Single by Emerson Drive

from the album Believe
- Released: November 17, 2008
- Genre: Country
- Length: 3:31 (radio edit) 3:51 (album version)
- Label: Midas/Valory
- Songwriters: Dave Berg Rivers Rutherford Tom Shapiro
- Producers: Teddy Gentry Josh Leo

Emerson Drive singles chronology
| "Everyday Woman" (2008) | "Belongs to You" (2008) | "Believe" (2009) |

= Belongs to You =

"Belongs to You" is a song written by Dave Berg, Rivers Rutherford and Tom Shapiro, and recorded by Canadian country music band Emerson Drive.

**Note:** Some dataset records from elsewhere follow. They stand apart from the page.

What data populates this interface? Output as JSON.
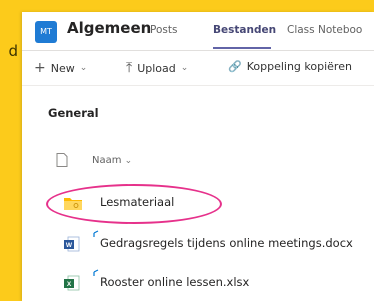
{
  "edge_text": "d",
  "header": {
    "avatar_initials": "MT",
    "title": "Algemeen",
    "tabs": [
      {
        "label": "Posts",
        "active": false
      },
      {
        "label": "Bestanden",
        "active": true
      },
      {
        "label": "Class Noteboo",
        "active": false
      }
    ]
  },
  "toolbar": {
    "new_label": "New",
    "upload_label": "Upload",
    "copy_link_label": "Koppeling kopiëren"
  },
  "section_title": "General",
  "columns": {
    "name_label": "Naam"
  },
  "files": [
    {
      "name": "Lesmateriaal",
      "type": "folder",
      "new": false
    },
    {
      "name": "Gedragsregels tijdens online meetings.docx",
      "type": "word",
      "new": true
    },
    {
      "name": "Rooster online lessen.xlsx",
      "type": "excel",
      "new": true
    }
  ],
  "colors": {
    "background": "#FCCB1B",
    "highlight": "#E6318B",
    "accent": "#6264A7",
    "team_avatar": "#1F7BD4"
  }
}
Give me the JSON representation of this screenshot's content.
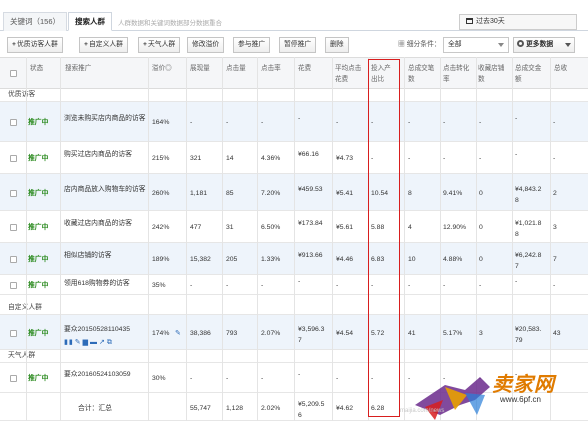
{
  "tabs": {
    "keywords": "关键词（156）",
    "audience": "搜索人群",
    "note": "人群数据和关键词数据部分数据重合"
  },
  "date_range": "过去30天",
  "toolbar": {
    "add_quality": "优质访客人群",
    "add_custom": "自定义人群",
    "add_weather": "天气人群",
    "modify_bid": "修改溢价",
    "join_promo": "参与推广",
    "pause_promo": "暂停推广",
    "delete": "删除",
    "filter_label": "细分条件：",
    "filter_value": "全部",
    "more_data": "更多数据"
  },
  "columns": [
    "状态",
    "搜索推广",
    "溢价◎",
    "展现量",
    "点击量",
    "点击率",
    "花费",
    "平均点击花费",
    "投入产出比",
    "总成交笔数",
    "点击转化率",
    "收藏店铺数",
    "总成交金额",
    "总收"
  ],
  "groups": {
    "g1": "优质访客",
    "g2": "自定义人群",
    "g3": "天气人群"
  },
  "rows": [
    {
      "status": "推广中",
      "name": "浏览未购买店内商品的访客",
      "premium": "164%",
      "impr": "-",
      "clicks": "-",
      "ctr": "-",
      "cost": "-",
      "cpc": "-",
      "roi": "-",
      "orders": "-",
      "cvr": "-",
      "fav": "-",
      "gmv": "-",
      "fav2": "-"
    },
    {
      "status": "推广中",
      "name": "购买过店内商品的访客",
      "premium": "215%",
      "impr": "321",
      "clicks": "14",
      "ctr": "4.36%",
      "cost": "¥66.16",
      "cpc": "¥4.73",
      "roi": "-",
      "orders": "-",
      "cvr": "-",
      "fav": "-",
      "gmv": "-",
      "fav2": "-"
    },
    {
      "status": "推广中",
      "name": "店内商品放入购物车的访客",
      "premium": "260%",
      "impr": "1,181",
      "clicks": "85",
      "ctr": "7.20%",
      "cost": "¥459.53",
      "cpc": "¥5.41",
      "roi": "10.54",
      "orders": "8",
      "cvr": "9.41%",
      "fav": "0",
      "gmv": "¥4,843.28",
      "fav2": "2"
    },
    {
      "status": "推广中",
      "name": "收藏过店内商品的访客",
      "premium": "242%",
      "impr": "477",
      "clicks": "31",
      "ctr": "6.50%",
      "cost": "¥173.84",
      "cpc": "¥5.61",
      "roi": "5.88",
      "orders": "4",
      "cvr": "12.90%",
      "fav": "0",
      "gmv": "¥1,021.88",
      "fav2": "3"
    },
    {
      "status": "推广中",
      "name": "相似店铺的访客",
      "premium": "189%",
      "impr": "15,382",
      "clicks": "205",
      "ctr": "1.33%",
      "cost": "¥913.66",
      "cpc": "¥4.46",
      "roi": "6.83",
      "orders": "10",
      "cvr": "4.88%",
      "fav": "0",
      "gmv": "¥6,242.87",
      "fav2": "7"
    },
    {
      "status": "推广中",
      "name": "领用618购物券的访客",
      "premium": "35%",
      "impr": "-",
      "clicks": "-",
      "ctr": "-",
      "cost": "-",
      "cpc": "-",
      "roi": "-",
      "orders": "-",
      "cvr": "-",
      "fav": "-",
      "gmv": "-",
      "fav2": "-"
    },
    {
      "status": "推广中",
      "name": "要众20150528110435",
      "premium": "174%",
      "impr": "38,386",
      "clicks": "793",
      "ctr": "2.07%",
      "cost": "¥3,596.37",
      "cpc": "¥4.54",
      "roi": "5.72",
      "orders": "41",
      "cvr": "5.17%",
      "fav": "3",
      "gmv": "¥20,583.79",
      "fav2": "43"
    },
    {
      "status": "推广中",
      "name": "要众20160524103059",
      "premium": "30%",
      "impr": "-",
      "clicks": "-",
      "ctr": "-",
      "cost": "-",
      "cpc": "-",
      "roi": "-",
      "orders": "-",
      "cvr": "-",
      "fav": "-",
      "gmv": "-",
      "fav2": "-"
    }
  ],
  "total": {
    "label": "合计：汇总",
    "impr": "55,747",
    "clicks": "1,128",
    "ctr": "2.02%",
    "cost": "¥5,209.56",
    "cpc": "¥4.62",
    "roi": "6.28"
  },
  "watermark": {
    "brand": "卖家网",
    "url": "www.6pf.cn",
    "faint": "maijia.com/news"
  },
  "colors": {
    "status_green": "#2a8a1e",
    "highlight_red": "#d81e1e",
    "row_blue": "#eef4fb"
  }
}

It was released in November 2008 as the lead-off single to their sixth studio album Believe, released in Canada on May 5, 2009 via Midas Records Nashville and The Valory Music Group, the latter is an imprint of Big Machine Records.

==Content==
"Belongs to You" is a mid-tempo ballad in which the male narrator describes the personal sacrifices that he had made in his life for his lover.

==Critical reception==
Matt Bjorke of Roughstock described the song favorably. He described it as "a sweetly romantic power ballad that is sure to become a smash hit wedding track in 2009".

==Music video==
The music video was directed by Steven Goldmann.

==Chart performance==
"Belongs to You" debuted at number 60 on the U.S. Billboard Hot Country Songs chart dated November 29, 2008.

| Chart (2008–2009) | Peak position |
|---|---|
| Canada Hot 100 (Billboard) | 73 |
| US Hot Country Songs (Billboard) | 32 |

==Cover versions==
Jimmy Wayne covered the song for his 2009 studio album Sara Smile.